At Sports Illustrated, Dave Zirin analyzes the role of Egypt’s “most organized, militant” soccer clubs in organizing opposition to the Mubarak government. He quotes Egyptian blogger Alaa Abd El Fattah, who told Al-Jazeera that the clubs “have played a more significant role than any political group on the ground at this moment.” Explains Zirin:
The critical role of Egypt’s soccer clubs may surprise us, but only if we don’t know the history that soccer clubs have played in the country. For more than a century, the clubs have been a place where cheering and anti-government organizing have walked together in comfort. Egypt’s most prominent team, Al Ahly, started its club in 1907 as a place to organize national resistance against British colonial rule.
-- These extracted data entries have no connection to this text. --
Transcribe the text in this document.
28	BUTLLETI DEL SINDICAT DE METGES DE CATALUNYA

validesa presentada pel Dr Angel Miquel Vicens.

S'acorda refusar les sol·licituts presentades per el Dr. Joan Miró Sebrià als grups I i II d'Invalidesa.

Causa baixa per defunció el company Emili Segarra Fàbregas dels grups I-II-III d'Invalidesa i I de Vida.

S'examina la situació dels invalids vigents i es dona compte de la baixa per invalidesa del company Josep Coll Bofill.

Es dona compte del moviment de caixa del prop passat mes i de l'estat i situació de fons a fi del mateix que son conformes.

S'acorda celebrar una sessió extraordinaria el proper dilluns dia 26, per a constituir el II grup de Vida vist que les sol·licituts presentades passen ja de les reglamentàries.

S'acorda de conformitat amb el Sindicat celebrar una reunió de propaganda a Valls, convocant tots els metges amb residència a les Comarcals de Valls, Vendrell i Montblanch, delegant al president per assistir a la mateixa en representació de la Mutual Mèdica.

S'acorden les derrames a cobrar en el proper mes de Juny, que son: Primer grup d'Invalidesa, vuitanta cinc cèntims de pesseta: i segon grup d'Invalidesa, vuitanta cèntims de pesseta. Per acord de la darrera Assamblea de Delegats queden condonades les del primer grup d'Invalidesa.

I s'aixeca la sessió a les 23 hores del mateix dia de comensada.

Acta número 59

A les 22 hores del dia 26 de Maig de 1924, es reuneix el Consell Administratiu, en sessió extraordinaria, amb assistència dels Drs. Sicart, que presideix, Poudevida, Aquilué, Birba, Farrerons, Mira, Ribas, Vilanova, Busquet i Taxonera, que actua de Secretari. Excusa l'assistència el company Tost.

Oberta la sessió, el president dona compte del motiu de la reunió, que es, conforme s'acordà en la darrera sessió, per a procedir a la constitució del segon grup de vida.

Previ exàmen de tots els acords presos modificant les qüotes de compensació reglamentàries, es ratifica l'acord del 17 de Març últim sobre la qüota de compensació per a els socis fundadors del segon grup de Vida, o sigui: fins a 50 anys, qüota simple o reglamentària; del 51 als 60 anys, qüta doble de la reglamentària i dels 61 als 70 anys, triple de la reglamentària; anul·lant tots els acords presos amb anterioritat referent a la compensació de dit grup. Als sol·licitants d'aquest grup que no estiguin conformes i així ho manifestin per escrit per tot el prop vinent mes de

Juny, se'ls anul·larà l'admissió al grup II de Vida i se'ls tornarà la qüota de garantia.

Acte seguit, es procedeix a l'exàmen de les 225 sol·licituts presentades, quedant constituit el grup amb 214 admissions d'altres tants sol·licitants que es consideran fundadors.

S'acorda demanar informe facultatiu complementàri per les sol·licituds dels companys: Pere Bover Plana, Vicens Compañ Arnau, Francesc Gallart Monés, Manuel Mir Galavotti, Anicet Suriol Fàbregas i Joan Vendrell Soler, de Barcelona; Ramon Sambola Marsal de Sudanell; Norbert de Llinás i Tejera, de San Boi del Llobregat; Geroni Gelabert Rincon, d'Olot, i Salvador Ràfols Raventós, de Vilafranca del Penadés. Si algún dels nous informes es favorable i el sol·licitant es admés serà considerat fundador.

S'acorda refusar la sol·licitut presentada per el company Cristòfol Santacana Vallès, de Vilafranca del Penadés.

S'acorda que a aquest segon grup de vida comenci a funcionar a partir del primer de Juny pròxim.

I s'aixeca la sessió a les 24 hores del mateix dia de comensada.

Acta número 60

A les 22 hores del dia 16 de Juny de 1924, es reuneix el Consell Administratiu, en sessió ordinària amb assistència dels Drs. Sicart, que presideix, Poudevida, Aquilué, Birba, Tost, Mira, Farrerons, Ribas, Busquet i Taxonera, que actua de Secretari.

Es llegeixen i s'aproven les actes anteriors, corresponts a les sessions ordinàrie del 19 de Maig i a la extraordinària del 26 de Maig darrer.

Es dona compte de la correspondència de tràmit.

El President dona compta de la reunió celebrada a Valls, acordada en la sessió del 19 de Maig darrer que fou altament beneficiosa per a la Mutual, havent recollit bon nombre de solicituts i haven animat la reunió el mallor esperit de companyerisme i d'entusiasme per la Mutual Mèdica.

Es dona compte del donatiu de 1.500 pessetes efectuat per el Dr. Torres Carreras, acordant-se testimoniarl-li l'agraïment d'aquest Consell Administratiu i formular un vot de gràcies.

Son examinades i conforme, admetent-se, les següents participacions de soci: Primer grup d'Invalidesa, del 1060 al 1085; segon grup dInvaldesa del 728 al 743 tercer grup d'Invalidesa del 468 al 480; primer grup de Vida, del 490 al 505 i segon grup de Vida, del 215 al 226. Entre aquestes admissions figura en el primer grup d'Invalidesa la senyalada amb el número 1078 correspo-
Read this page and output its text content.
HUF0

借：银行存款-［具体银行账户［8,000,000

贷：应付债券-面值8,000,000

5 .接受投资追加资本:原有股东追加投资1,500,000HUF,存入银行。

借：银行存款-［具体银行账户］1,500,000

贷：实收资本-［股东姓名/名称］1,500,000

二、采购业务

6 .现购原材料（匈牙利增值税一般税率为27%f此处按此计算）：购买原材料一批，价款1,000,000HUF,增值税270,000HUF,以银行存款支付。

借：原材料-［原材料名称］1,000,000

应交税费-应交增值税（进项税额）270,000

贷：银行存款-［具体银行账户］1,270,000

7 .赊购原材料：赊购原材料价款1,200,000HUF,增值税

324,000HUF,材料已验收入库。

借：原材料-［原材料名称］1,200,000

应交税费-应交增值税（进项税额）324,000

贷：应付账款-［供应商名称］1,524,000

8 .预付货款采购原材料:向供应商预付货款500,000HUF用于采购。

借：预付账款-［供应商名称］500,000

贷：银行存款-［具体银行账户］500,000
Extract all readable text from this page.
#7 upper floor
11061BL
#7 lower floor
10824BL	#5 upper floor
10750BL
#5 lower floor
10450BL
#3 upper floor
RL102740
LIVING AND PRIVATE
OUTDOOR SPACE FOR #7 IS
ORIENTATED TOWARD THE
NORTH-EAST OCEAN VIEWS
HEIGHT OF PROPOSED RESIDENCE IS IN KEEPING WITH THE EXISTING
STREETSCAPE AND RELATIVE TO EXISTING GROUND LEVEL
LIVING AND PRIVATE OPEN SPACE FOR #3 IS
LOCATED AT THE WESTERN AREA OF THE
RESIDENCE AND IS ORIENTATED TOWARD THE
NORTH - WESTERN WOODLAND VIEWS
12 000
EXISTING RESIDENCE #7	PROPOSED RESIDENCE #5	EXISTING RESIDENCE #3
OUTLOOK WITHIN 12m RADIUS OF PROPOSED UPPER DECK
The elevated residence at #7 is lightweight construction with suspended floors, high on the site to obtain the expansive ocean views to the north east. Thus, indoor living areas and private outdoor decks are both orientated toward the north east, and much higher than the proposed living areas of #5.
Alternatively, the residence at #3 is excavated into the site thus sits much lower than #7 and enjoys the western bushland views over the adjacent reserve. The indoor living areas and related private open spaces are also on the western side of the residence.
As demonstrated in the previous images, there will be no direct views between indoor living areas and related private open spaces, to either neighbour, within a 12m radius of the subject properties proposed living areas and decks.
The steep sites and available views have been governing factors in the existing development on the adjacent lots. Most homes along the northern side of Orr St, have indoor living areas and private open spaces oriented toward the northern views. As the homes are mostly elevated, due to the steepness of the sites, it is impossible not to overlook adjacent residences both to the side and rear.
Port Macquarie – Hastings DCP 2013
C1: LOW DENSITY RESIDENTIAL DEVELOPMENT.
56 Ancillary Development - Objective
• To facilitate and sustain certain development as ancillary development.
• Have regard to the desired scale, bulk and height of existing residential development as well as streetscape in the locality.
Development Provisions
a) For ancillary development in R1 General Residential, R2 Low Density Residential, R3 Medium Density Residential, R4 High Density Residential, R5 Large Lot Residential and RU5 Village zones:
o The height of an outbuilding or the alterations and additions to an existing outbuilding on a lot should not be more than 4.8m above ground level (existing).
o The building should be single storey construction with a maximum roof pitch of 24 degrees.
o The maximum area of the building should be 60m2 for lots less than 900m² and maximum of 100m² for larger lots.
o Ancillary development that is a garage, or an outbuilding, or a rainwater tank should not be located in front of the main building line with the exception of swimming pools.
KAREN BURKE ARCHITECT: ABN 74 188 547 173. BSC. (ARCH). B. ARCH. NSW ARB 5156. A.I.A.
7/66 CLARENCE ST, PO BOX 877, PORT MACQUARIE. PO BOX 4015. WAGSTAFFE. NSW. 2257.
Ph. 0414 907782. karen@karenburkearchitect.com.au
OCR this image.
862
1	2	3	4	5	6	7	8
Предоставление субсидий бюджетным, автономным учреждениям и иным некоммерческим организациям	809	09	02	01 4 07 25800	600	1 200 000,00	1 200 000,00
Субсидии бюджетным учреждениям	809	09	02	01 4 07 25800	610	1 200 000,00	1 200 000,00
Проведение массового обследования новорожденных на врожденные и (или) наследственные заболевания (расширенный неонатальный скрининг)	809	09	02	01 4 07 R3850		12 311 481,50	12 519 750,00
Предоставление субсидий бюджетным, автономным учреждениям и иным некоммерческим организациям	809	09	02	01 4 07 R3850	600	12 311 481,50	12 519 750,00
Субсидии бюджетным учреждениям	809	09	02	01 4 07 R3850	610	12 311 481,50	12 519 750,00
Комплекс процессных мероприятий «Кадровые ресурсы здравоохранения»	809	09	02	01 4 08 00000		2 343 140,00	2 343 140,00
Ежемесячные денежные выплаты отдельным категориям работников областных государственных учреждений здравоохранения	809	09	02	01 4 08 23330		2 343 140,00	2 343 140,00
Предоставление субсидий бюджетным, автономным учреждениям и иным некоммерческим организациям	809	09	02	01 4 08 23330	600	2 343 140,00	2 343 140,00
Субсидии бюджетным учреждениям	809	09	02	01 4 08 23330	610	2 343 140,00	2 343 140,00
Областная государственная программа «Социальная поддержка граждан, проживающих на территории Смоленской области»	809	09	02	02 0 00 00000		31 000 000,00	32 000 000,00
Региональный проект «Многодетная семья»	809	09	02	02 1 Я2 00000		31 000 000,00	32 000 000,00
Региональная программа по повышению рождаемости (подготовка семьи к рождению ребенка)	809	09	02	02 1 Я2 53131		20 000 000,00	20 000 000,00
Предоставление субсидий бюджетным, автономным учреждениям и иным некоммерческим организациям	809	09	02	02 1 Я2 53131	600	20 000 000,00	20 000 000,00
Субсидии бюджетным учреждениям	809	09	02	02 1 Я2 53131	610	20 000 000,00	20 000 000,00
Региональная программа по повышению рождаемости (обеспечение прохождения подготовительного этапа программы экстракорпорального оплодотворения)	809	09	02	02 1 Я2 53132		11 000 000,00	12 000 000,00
The word Al Ahly translated into English means “the national,” to mark their unapologetically political stance against colonialism. Al Ahly has always been the team with the most political fans. It’s also a team that’s allowed its players to make political statements on the pitch even though this is in direct violation of FIFA dictates. It’s no coincidence that it was Al Ahly’s star player Mohamed Aboutrika, aka “the Smiling Assassin,” who in 2008 famously raised his jersey revealing the T-shirt, which read “Sympathize with Gaza.”
Soccer fans are notorious troublemakers. Egyptians are prime offenders: In 2009 things got ugly after a heated match against nearby Algeria. Here are some other examples of the sport’s political side in the region:
- In a show of solidarity with citizens protesting Iran’s disputed 2009 elections, six national team footballers wore green wristbands in a World Cup qualifier. The act drew attention from around the world and embarassed the Iranian government, which banned four of the players from the team for life.
- Soccer relations aren’t usually too friendly between Israel and Palestine, but University of Florida sociology professor Tamir Sorek says the sport promotes good vibes within Israel. In his 2007 book Arab Soccer in a Jewish State, Sorek writes that Arab soccer fans living in the country cheer teams on in Hebrew and are more inclined to vote for Zionist politicians.
- Under Taliban rule, women could not participate in sports in Afghanistan. But after the regime’s fall in 2001, Abdul Saboor Walizadah began organizing a women’s soccer team. In 2007 the team traveled abroad for the first time for a series of friendly matches against Pakistan. Last year, it defied fundamentalists and played a secret match against a NATO team in Kabul.
- The Iraqi national team stunned the world by advancing to the semifinals at the 2004 Summer Olympics in Athens. It provided a brief moment of calm for the war-torn nation until President Bush angered players by trying to use their success to score political points.
- After FIFA (soccer’s international governing body) announced that Qatar would host the 2022 World Cup, the Harvard Crimson applauded the decision for “fostering a sense of internationalism” that would “generate optimism for the future of the region.” It might also force the Middle East to take another look at gay rights: Because of Qatar’s discriminatory laws against homosexuality, FIFA president Sepp Blatter made headlines for suggesting that gays in the country for the Cup should “refrain from sexual activity.”